Asked for his reaction to Israeli Defense Minister Ehud Barak's suggestion that Israel may be willing to divide Jerusalem, allowing the eastern part of the city to be under Palestinian control, de Borchgrave said: "Well, every little advance is significant in the overall context of hopefully a peace treaty between the two sides . . . And the fact that one important Israeli cabinet minister says that parts of East Jerusalem could be given up is obviously very significant."

But de Borchgrave said Palestinians will insist on massive relocation of Jewish settlers out of the West Bank.

"There are today about 300,000 Jewish settlers in 140 settlements in the West Bank, which should be of course a Palestinian state. And it's really hard to image that 300,000 Jews would agree to live under Palestinian sovereignty," he says. "So most of those would have to come out, except for the major settlements that are now on the Israeli side of the wall that's been built, the separation of the Palestinians and Israelis, which takes up about 12 percent of the Palestinian territories."

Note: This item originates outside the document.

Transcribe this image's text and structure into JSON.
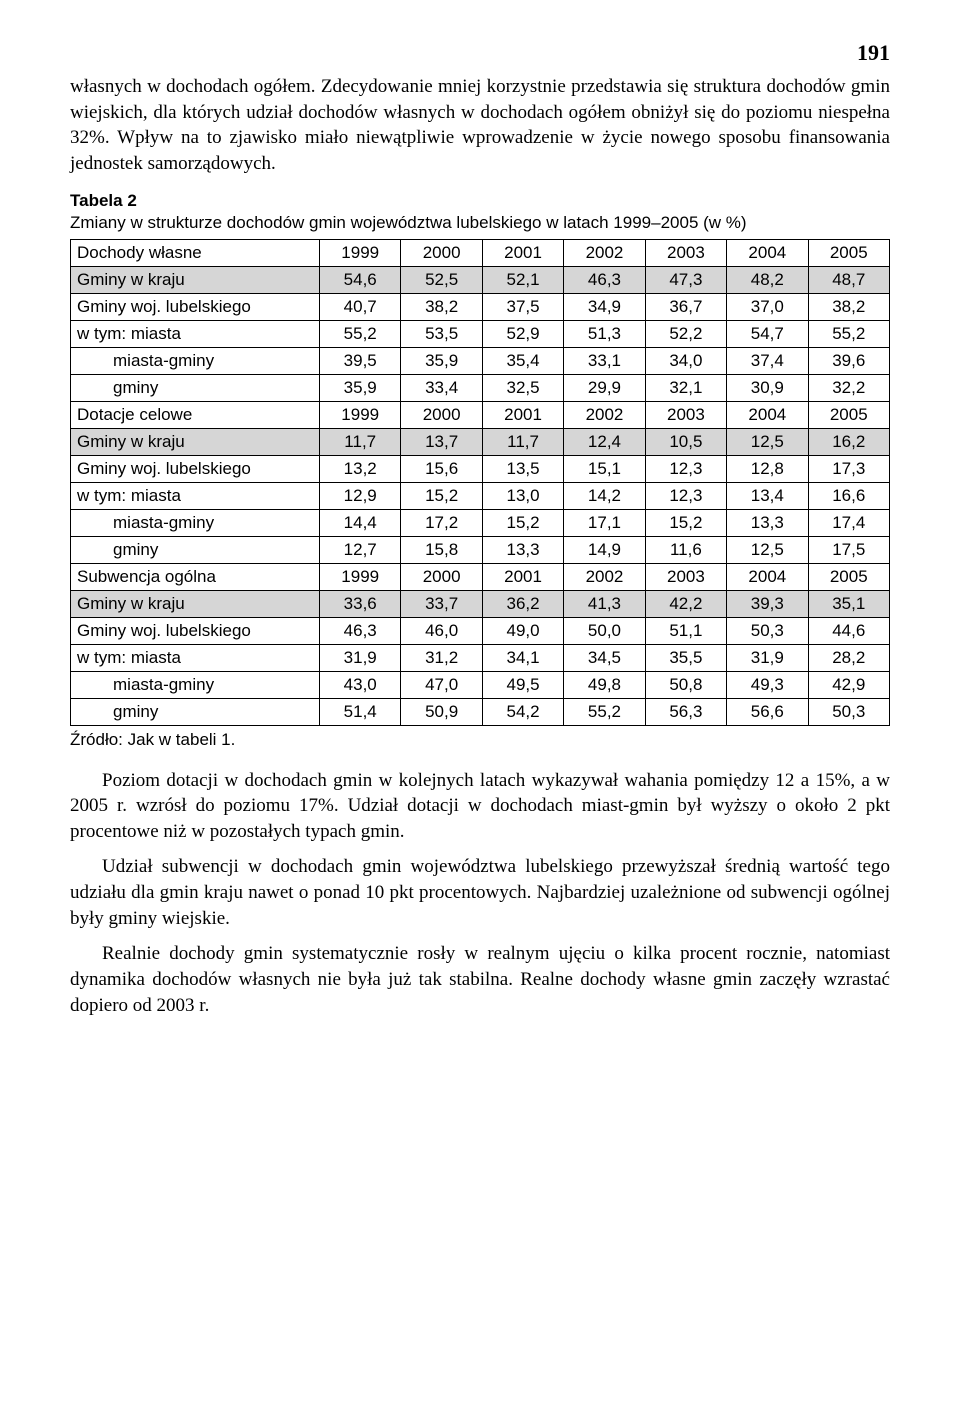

Other highlights from the exclusive Newsmax.TV interview:

  • Any Palestinian state would need to be self sustaining and viable. Water rights currently controlled by the Israelis would have to be negotiated, as would the depth of the security zone between the two nations. NATO or U.S. troops would likely be employed to keep the peace near the Jordan River.
  • The mission in Iraq is not over, and it not clear the United States has won. Iran actually has more influence in Iraq today than when the war began.
  • The furor against the ground zero mosque, which is actually two blocks from ground zero and is mostly a community center, is a mistake. He says the facility should go forward, as New York Mayor Mike Bloomberg has recommended.
  • China is "feeling its way" as an emerging superpower, and isn't looking to the United States for guidance or advice on how to proceed.